Many people might dream of a life outside of the rat race of a busy, urban environment, looking forward to the fresher, cleaner air, wide open spaces, and better mental health. These are all great positives to escaping from the city. However, rural living doesn’t come without complications of its own. Here are some of the points that are worth considering before committing to rural life in the countryside.
Lack of Public Transport
In rural areas, it is quite necessary to have your own means of transport since there will be minimal opportunity for catching a bus or hailing a cab to get you to your destination. This means that you must factor in driving lessons and a car (plus all the other costs that this entails) into your budget. It is an extra cost to consider when moving into the countryside, but you’ll be saving on all of those cab fares and conveniently delivered food, so having your own transport can possibly work out to be more cost-effective in the long-term.
Further Travel for Entertainment
In rural areas, you are less likely to be going to the cinema or bowling with your friends on a weekly basis because these leisure activities will be much further to reach. Hopefully, you will have other ways of keeping yourselves entertained while being more isolated, such as running a farm or taking nice long hikes. It can be sometimes taken as a positive to be further away from the costly activities that cities have to offer and replacing it with getting closer to nature, but it’s a point to consider.

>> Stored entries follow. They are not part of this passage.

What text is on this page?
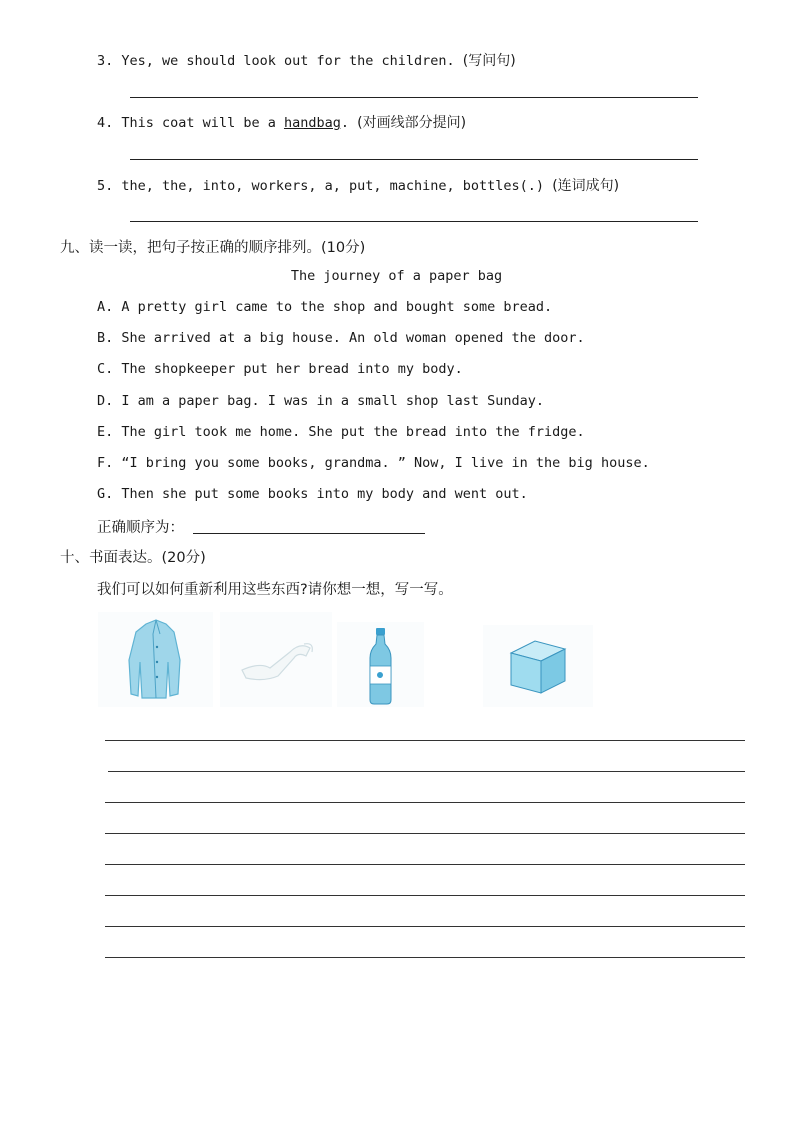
3. Yes, we should look out for the children. (写问句)
4. This coat will be a handbag. (对画线部分提问)
5. the, the, into, workers, a, put, machine, bottles(.) (连词成句)
九、读一读，把句子按正确的顺序排列。(10分)
The journey of a paper bag
A. A pretty girl came to the shop and bought some bread.
B. She arrived at a big house. An old woman opened the door.
C. The shopkeeper put her bread into my body.
D. I am a paper bag. I was in a small shop last Sunday.
E. The girl took me home. She put the bread into the fridge.
F. “I bring you some books, grandma. ” Now, I live in the big house.
G. Then she put some books into my body and went out.
正确顺序为：
十、书面表达。(20分)
我们可以如何重新利用这些东西?请你想一想，写一写。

More Extreme Weather Conditions
In the city, tall buildings are in close proximity with one another, affecting the general pattern of wind speeds because of the forces of friction, whereas, in wide-open spaces such as those found in rural living areas, the wind can pick up speed much faster and be more damaging. Therefore, it is worth considering a home insurance policy that covers damage to your house by wind or storms and getting to know a good construction company, if the worst should happen.
Less Job Opportunities
In rural areas, you may notice a lack of diversity in the job market which might restrict your next career move and possibly affect your finances. On the other hand, working in a rural area, you will become part of a small community much quicker than in a larger urban area and are more likely to be made to feel welcome. Life in a rural area isn’t so much about the ambitious, career-focused life, it is much more about keeping calmer and working to live, rather than living to work, for much better mental health.
Considering all of the points above, you might now be able to make a better judgment as to whether living in a rural area is the right choice for you or not. Many of the points against rural living are the points that make life in the city look positive and vice versa, so consider what you are missing now and whether they are enough to make you leave for a lush life in the countryside.